The National Coalition Against Legalized Gambling (NCALG) was a national organization that was against legalized gambling. Formed by Tom Grey, a Methodist minister, the organization educated communities about the negative effects of gambling. It became part of the Stop Predatory Gambling Foundation in 2008.

==History==
The NCALG was formed in 1994 by Tom Grey. Their goal was to educate the American public about the effects of gambling, including economic, political, and physical effects. They held annual national seminars across the country, partnering with many other organizations including Citizens for a Stronger Pennsylvania,

The NCALG had a branch called the National Coalition Against Gambling Expansion (NCAGE). NCAGE was under the same board of directors; however, it focused on working with grassroots organizations to prevent the spread of legalized gambling. The organization contributed to Congress passing the National Gambling Impact Study Commission Act, which established the National Gambling Impact Study Commission in 1997. Through their efforts, they "defeated casino gambling" in several states including Ohio, Arkansas, and Florida. They aided in closing slot machines in South Carolina and a lottery in Alabama. They were also on the advisory board for the Citizens' Debate Commission.

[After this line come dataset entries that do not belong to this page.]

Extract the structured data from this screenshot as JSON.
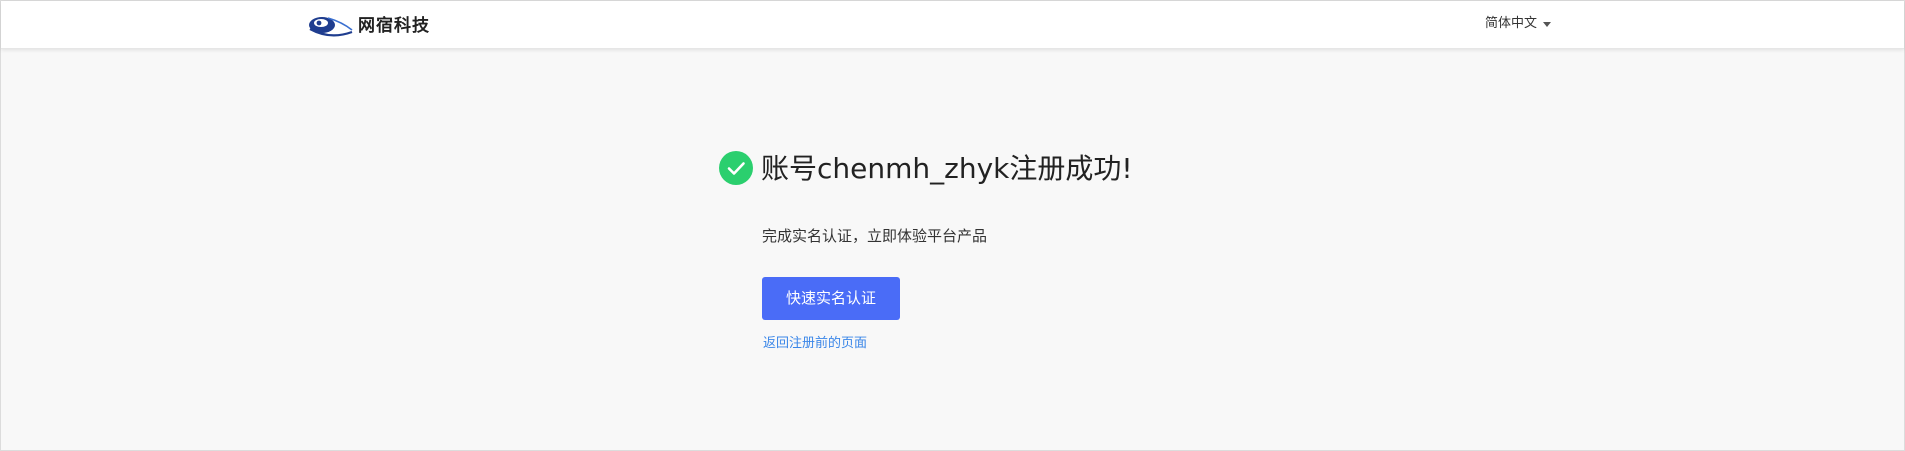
{
  "header": {
    "logo_text": "网宿科技",
    "language": {
      "selected": "简体中文",
      "icon": "chevron-down-icon"
    }
  },
  "main": {
    "status_icon": "check-circle-icon",
    "title": "账号chenmh_zhyk注册成功!",
    "subtitle": "完成实名认证，立即体验平台产品",
    "primary_button_label": "快速实名认证",
    "back_link_label": "返回注册前的页面"
  },
  "colors": {
    "success": "#2bcf6e",
    "primary": "#4a6cf7",
    "link": "#3a86e8",
    "page_background": "#f8f8f8",
    "header_background": "#ffffff"
  }
}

As the group became bigger, it became the Stop Predatory Gambling Foundation, which was formed in 2008. Les Bernal is the national director of Stop Predatory Gambling. Tom Grey continues at the organization as the senior advisor. It is a not-for-profit educational organization that is now headquartered in Washington, D.C.

==Founder and other members==
Tom Grey was the founder and executive director of the organization. Grey was a Methodist minister from northwestern Illinois. He is also a Vietnam veteran. He graduated from Dartmouth College as well as from the Garrett Evangelical Theological Seminary. He created the organization after 80 percent voters in Illinois voted against the building of a local casino. The Illinois Gaming Board ignored public opinion and built the Galena casino regardless. Grey saw an opportunity to increase awareness of gambling and its effects on local communities. In May 1994 he organized the NCALG with a network of individuals from almost all 50 states and Canada.

Grey hosted a number of seminars in South Carolina in 1999. In these seminars he also discussed the dangers of video gambling. Bernie Horn was a spokesperson for the National Coalition Against Legalized Gambling. In 1995, Ron and Mary Helen Hyde were asked by the Church of Jesus Christ of Latter-day Saints to help with NCALG. The Hydes turned their home into a national information center for NCALG. The office began with a computer, fax machine and a phone line, but expanded. In 2003, Grey offered William Bennett the position of executive director of NCALG, despite having a reported gambling addiction.

==Ideology==
NCALG argued that the social and economic effects of gambling are detrimental to a community. They asserted that gambling triggers addictive behaviors, and therefore, by legalizing gambling, more youth will be exposed to the addiction of gambling. NCALG pointed out that casinos bring more crime into a community. Grey stated that the main debate is about gambling institutions giving false promises about the chances of winning. "What they sell is an addictive product," he said. "The job of government is to protect and serve people—not to addict and rob them."